ТАТЬЯНИН ДЕНЬ

— Где ты, Сенька, встречаешь татьянин день?

— Нигде. У меня, как тебе известно, ни денег, ни богатых родственников.

— Я тоже никуда, брат, не приглашен. Пойдем в таком случае к Иванову. Туда никого не приглашают, а коли пришел, то и гость. Принес — хорошо, а не принес — не спросят. Но я-то для вечера заготовил ядреную бражку из овсянки. Мне мать из Мурашкина прислала. Вот будет вам сюрприз. Приходи, и на тебя хватит.

— Оно не плохо, Леонтий, да у меня костюма нет. А там будут девицы.
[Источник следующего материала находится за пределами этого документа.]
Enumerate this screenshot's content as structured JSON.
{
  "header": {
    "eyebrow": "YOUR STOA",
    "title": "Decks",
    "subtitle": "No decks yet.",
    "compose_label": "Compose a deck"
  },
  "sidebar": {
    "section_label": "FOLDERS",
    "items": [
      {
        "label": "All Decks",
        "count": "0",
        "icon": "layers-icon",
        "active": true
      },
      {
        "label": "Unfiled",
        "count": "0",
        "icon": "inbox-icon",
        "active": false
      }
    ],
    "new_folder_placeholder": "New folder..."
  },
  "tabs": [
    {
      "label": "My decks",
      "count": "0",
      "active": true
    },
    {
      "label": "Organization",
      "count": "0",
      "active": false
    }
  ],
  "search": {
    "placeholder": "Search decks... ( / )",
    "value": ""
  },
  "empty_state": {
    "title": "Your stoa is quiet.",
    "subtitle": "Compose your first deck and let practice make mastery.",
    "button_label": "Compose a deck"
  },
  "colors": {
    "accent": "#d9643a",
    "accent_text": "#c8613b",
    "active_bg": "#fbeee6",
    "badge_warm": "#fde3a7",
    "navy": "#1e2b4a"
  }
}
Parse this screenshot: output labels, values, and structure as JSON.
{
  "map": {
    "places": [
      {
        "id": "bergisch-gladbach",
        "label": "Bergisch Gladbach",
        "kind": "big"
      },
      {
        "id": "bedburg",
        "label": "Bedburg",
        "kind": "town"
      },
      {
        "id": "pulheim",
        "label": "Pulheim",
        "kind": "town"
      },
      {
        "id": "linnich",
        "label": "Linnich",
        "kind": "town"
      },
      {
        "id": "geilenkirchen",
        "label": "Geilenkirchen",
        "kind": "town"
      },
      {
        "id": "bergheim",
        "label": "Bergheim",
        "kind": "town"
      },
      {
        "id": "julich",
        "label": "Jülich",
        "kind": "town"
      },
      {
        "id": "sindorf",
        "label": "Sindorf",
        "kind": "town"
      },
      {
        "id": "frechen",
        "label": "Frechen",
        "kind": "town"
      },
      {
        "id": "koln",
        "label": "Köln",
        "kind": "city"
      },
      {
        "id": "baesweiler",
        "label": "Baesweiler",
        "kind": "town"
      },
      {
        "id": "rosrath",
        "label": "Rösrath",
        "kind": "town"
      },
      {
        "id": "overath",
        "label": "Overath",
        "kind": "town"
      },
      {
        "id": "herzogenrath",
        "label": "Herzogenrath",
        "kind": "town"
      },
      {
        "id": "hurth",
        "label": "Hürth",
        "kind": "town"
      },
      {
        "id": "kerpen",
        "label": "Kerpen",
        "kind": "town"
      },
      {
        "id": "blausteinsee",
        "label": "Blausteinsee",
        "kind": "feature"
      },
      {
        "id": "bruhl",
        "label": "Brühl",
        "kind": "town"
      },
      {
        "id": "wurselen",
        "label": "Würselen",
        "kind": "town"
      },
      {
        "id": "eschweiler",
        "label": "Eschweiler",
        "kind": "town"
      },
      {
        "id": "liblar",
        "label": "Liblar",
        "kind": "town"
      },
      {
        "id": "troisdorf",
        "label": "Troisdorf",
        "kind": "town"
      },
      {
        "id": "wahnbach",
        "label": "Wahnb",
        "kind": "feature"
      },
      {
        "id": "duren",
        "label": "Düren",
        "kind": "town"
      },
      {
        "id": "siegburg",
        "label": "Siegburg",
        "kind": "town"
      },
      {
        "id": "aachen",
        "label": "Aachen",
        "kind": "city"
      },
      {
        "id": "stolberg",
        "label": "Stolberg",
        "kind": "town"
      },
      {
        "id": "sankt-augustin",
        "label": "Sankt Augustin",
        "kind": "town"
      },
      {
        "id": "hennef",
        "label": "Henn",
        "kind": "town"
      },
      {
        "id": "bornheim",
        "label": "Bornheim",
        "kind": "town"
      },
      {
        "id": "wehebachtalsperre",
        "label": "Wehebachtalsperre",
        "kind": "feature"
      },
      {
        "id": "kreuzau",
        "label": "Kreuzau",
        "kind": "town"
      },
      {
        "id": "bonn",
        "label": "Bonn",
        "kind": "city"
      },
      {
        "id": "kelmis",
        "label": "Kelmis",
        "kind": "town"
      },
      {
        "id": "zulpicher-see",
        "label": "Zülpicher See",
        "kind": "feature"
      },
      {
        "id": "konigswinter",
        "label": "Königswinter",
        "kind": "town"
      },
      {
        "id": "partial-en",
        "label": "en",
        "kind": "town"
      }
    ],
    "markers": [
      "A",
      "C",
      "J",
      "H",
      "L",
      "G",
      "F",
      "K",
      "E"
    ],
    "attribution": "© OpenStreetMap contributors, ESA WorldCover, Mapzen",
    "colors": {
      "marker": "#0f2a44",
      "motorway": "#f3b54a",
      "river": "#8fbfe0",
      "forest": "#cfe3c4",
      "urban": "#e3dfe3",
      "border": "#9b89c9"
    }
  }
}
— Пиджак я тебе свой дам, сам останусь в рубашке, она у меня без заплат. Ну а брюки и ботинки, когда сядешь за стол, их не видно. Имей в виду, там никогда не бывает скучно. Коммуна Иванова сродни коммунам шестидесятников, только демократичнее. Собирайся.

Леонтий сбросил с себя пиджак и водрузил на плечи Пахарева. Пиджак висел как на колу.

— Как враз, точно влито, — утешал Леонтий, расправляя широченный пиджак на поджарой фигуре Пахарева. — Я, конечно, чуть-чуть тебя в кости пошире. Но это ничего не значит. Ты сильнее выпячивай грудь, чтобы не морщило. Вот так! Превосходно. Сходишь за жениха.

— В зеркало бы поглядеть.

— Чудак! Зачем тебе зеркало? Я ведь тебе не хуже зеркала. Как на тебя сшит. Точка в точку, как мать в дочку…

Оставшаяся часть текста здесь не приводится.